Conversion Mechanisms of Carbon, Nitrogen, and Phosphorus in Ozone-Fixed-Bed and Membrane Bioreactors for Deep Treatment of Municipal Tail Water

Abstract

An ozone-oyster shell fixed-bed bioreactor (OFBR) and a membrane bioreactor (MBR) were constructed and operated for about half a year for the deep treatment of municipal tail water. Pilot-scale test results showed that the combined OFBR-MBR had high removal efficiencies for carbon, ammonium, and phosphorus, and mean removal efficiencies for chemical oxygen demand, ammonium, total nitrogen, and total phosphorus (TP) were 75%, 99%, 20%, and 40%, respectively.
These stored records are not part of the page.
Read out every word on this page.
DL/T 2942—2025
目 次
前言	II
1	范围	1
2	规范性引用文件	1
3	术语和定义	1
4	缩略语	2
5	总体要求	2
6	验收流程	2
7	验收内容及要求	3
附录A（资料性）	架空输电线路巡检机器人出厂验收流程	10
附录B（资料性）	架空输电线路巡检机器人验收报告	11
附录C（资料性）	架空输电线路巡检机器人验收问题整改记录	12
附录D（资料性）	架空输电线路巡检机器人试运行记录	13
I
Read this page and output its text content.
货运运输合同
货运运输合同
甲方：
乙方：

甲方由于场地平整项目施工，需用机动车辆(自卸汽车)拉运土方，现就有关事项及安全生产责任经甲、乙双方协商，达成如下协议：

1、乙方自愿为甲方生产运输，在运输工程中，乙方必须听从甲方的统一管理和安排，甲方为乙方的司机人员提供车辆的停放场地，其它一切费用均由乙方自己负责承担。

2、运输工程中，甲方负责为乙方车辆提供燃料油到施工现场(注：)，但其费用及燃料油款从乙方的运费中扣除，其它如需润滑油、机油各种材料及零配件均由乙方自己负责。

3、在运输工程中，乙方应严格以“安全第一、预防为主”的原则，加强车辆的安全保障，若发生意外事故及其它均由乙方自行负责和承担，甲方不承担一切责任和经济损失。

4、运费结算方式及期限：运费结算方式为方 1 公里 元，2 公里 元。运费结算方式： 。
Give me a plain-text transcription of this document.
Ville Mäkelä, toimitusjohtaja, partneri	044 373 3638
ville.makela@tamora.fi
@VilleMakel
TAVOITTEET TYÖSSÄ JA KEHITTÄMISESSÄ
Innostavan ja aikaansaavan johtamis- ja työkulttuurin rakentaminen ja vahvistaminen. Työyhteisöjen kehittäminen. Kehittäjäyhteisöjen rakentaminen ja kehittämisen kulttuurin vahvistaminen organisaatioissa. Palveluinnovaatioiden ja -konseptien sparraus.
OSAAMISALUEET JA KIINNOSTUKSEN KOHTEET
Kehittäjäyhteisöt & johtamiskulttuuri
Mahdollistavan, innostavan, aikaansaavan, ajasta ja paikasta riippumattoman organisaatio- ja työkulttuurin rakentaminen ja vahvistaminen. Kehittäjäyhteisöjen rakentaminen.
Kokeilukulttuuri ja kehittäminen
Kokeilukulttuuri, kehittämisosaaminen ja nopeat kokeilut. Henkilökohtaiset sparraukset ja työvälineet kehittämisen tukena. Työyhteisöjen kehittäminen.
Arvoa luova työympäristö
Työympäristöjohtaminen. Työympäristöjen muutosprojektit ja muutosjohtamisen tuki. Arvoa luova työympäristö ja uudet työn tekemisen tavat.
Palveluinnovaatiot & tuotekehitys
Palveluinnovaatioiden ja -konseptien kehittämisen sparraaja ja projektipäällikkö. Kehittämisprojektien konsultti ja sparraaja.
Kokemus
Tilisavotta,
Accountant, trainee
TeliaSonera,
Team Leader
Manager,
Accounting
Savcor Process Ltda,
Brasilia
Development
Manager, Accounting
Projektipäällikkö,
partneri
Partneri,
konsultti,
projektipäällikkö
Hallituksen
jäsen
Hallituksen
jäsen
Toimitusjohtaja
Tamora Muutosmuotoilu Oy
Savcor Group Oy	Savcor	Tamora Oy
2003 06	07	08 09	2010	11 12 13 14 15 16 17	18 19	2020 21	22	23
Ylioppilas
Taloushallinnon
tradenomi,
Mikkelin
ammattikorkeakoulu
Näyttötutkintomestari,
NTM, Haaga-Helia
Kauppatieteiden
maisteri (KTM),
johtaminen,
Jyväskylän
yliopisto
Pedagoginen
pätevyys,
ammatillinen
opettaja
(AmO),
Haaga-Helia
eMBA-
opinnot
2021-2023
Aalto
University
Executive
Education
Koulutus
Refractory organics in the municipal tail water were transformed to biodegradable organics in the OFBR, and the MBR effectively intercepted the surplus micro-molecular organics and microbes. Ammonium was mostly converted to nitrate, ∼10% of which was released as nitrogen gas through nitrification and denitrification by commonly known aerobic ammonia-oxidizing bacteria, nitrite-oxidizing bacteria, and denitrifying bacteria in the OFBR-MBR. The sludge was enriched in TP, which could be removed via surplus sludge discharge when sludge loading increased to overload amounts. Total removal depended on the uptake of phosphorus-accumulating organisms in the aerobic phase. Conversion mechanisms of carbon, nitrogen, and phosphorus in the OFBR-MBR system might be further adjusted to optimize process operation parameters, which might result in greater application of this system.